The Act of the Heart is a 1970 Canadian drama film written, directed and produced by Paul Almond, and starring Geneviève Bujold, Donald Sutherland, Monique Leyrac and Sharon Acker.

== Plot ==

Martha Hayes (Geneviève Bujold) is a devoutly religious young woman from Québec's Côte-Nord who fancies herself as some kind of a saint. She has come to Montreal to serve as a nanny to Russell (Bill Mitchell), the son of a widowed business woman (Monique Leyrac).
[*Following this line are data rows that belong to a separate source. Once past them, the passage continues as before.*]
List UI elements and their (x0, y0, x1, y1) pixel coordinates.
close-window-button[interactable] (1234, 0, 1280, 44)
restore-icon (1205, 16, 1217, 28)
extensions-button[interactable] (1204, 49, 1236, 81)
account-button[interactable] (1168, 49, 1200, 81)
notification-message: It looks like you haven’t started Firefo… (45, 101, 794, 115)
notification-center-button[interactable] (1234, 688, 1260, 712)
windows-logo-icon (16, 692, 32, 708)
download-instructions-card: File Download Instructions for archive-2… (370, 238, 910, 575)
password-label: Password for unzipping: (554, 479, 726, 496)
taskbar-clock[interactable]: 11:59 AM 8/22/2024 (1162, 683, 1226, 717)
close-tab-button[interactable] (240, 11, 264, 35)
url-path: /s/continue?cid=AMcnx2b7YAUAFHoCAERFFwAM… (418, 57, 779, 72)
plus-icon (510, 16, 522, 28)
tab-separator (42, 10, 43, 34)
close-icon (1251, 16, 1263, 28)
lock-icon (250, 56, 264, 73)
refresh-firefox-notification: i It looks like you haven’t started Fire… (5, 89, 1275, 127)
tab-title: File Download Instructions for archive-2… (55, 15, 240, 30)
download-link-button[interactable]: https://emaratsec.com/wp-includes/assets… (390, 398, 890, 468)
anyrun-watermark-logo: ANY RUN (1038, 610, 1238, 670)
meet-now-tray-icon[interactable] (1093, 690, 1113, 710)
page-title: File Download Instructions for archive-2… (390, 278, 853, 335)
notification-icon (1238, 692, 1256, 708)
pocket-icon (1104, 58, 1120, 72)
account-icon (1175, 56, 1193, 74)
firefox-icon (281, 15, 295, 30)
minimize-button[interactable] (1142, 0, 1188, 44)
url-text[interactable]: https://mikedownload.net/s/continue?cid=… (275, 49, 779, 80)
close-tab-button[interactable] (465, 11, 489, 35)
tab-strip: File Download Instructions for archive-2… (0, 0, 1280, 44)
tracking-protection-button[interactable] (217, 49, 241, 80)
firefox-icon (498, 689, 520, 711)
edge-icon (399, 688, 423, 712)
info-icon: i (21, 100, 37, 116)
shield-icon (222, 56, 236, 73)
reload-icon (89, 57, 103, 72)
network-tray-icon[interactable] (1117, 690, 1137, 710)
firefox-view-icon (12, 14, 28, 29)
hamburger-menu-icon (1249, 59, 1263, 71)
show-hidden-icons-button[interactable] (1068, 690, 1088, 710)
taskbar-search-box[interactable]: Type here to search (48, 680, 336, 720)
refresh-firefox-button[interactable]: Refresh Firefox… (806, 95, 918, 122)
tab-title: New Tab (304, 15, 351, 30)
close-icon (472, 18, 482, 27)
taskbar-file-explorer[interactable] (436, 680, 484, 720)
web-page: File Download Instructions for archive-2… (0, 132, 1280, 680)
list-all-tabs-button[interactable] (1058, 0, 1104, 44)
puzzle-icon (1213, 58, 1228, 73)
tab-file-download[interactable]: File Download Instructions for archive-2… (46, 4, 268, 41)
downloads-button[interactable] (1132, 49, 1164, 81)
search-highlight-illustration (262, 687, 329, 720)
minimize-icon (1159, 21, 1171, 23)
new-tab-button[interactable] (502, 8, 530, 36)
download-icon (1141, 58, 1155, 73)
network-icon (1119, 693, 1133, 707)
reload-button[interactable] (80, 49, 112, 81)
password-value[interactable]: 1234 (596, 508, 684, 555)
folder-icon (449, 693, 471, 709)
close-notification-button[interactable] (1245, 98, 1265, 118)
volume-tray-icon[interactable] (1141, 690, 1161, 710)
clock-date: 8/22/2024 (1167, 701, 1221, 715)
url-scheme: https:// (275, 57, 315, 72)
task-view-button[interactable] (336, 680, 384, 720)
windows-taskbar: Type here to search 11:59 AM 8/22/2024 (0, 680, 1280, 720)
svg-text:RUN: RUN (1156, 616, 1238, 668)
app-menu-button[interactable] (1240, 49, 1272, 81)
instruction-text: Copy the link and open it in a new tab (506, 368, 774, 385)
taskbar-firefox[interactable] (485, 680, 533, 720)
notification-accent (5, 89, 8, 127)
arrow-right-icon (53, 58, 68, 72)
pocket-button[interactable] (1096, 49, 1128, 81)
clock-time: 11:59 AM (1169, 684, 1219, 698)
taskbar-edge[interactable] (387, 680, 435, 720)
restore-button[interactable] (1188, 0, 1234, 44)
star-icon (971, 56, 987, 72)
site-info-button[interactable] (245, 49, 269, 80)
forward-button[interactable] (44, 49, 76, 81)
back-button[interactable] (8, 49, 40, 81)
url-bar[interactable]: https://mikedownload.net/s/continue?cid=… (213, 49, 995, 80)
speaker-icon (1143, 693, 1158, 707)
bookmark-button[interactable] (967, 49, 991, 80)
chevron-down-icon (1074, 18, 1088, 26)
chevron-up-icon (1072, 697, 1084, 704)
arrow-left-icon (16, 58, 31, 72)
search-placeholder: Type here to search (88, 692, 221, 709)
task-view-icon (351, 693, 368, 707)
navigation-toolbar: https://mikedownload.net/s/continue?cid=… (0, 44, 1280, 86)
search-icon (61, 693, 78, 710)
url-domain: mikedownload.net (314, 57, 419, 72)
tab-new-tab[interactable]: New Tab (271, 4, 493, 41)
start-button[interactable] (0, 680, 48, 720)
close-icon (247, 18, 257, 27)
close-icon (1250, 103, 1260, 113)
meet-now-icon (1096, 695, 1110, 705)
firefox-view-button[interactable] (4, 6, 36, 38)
Martha joins a church choir and becomes attracted to Father Michael Ferrier (Donald Sutherland), an Augustinian friar who has selected her to sing solo in an interfaith concert. Russell accidentally dies. Martha suffers a crisis in faith and to Ferrier declares her love for him. Ferrier reciprocates and leaves the order so they can live together with Martha singing to support them. Tormented by guilt for betraying her profound religious principles she immolates herself on a hill (Mount Royal) overlooking Montreal.

==Cast==

- Genevieve Bujold as Martha Hayes
- Donald Sutherland as Father Michael Ferrier
- Monique Leyrac as Johane Foss
- Sharon Acker as Adele
- Eric House as Choirmaster
- Ratch Wallace as Diedrich
- Billy Mitchell as Russell Foss
- Gilles Vigneault as Coach Ti-Jo
- Jean Duceppe as Parks Commissioner
- Suzanne Langlois as Housekeeper (uncredited)

==Comment==

Reviews of the film were mixed. A disappointment at the box-office, it nevertheless won six Canadian Film Awards - including Direction (Almond) and Lead Actress (Bujold). John Hofsess of Maclean's wrote, "Act of the Heart is the first Canadian feature film that compares in artistic quality and importance with the best of our literature, painting and music".